That Benoit Joke totally killed it for me.

only because it was a submission move.. and ive heard all the good Benoit jokes.


----------



## Soojooko (Jun 4, 2009)

Ahhh... more like it.:thumb02:

Thanks for helping turn the thread a bit more light hearted guys!


----------



## SpoKen (Apr 28, 2007)

I'm moving this to general, continue on.


----------



## ZENKI1 (Apr 19, 2009)

When I read the title .. I asked myself "Was it Charlie Z?"


----------



## GMK13 (Apr 20, 2009)

i cant imagine what move was used to send this man falling to his death.its sad for sure .


----------



## swpthleg (Dec 31, 2006)

ZENKI1 said:


> When I read the title .. I asked myself "Was it Charlie Z?"


Oh man, I don't want to laugh in this thread, but that was f*cking funny.


----------



## hitcat (Sep 20, 2009)

*seriously*

I've been lurking a long time and finally had to post something.
he fell 20 FEET. Im 6 feet tall so he fell from roughly 3 times my height and died?
Seriously?
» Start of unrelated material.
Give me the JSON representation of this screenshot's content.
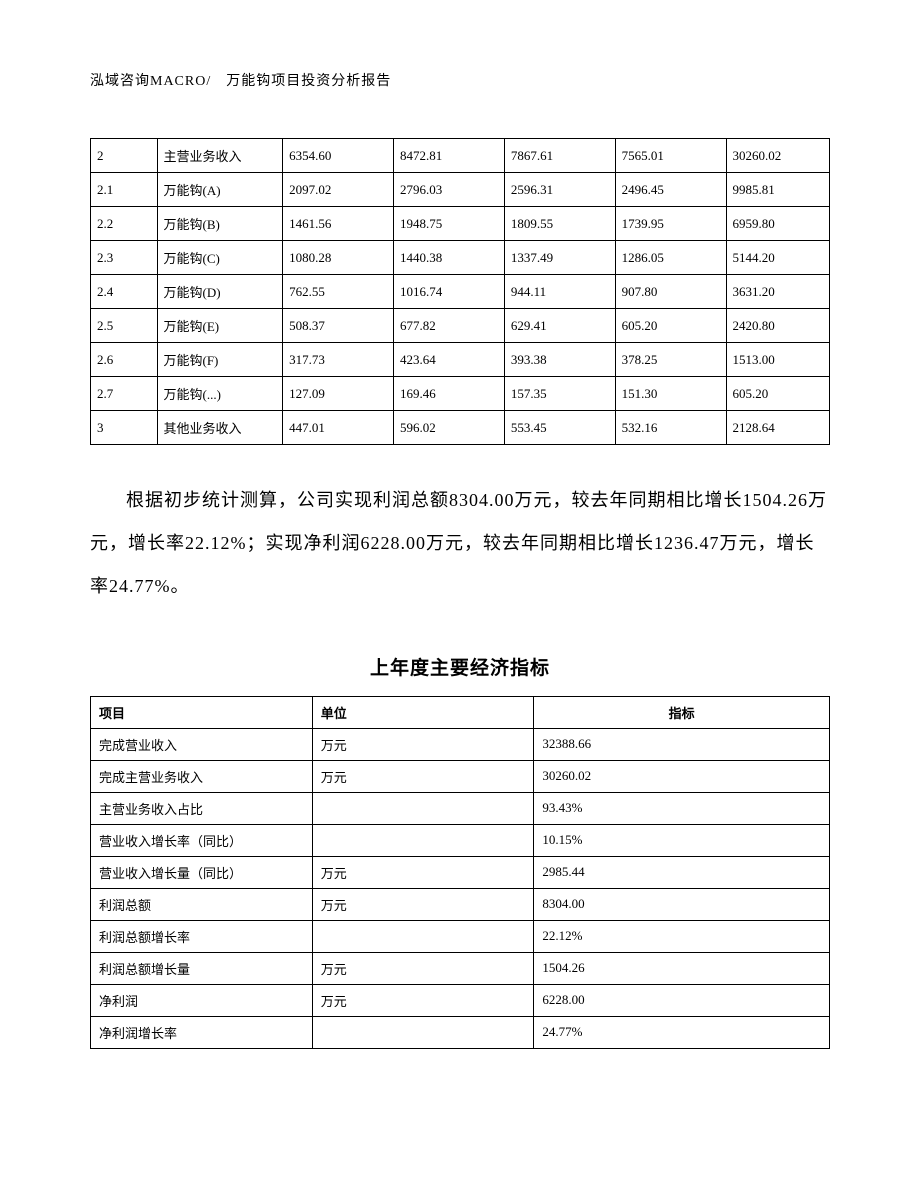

I used tojump from 20 feetslides as a kid.
I dont see how that was no mention, its only twenty effin feet.


----------



## ZENKI1 (Apr 19, 2009)

hitcat said:


> I've been lurking a long time and finally had to post something.
> he fell 20 FEET. Im 6 feet tall so he fell from roughly 3 times my height and died?
> Seriously? I used tojump from 20 feetslides as a kid.
> I dont see how that was no mention, its only twenty effin feet.


yeah well thats far if ya land on ur head.


----------



## coldcall420 (Aug 2, 2007)

Exactly...that logic wasnt the greatest...people have fallen from lower than that and been killed......:confused05:

CC420


----------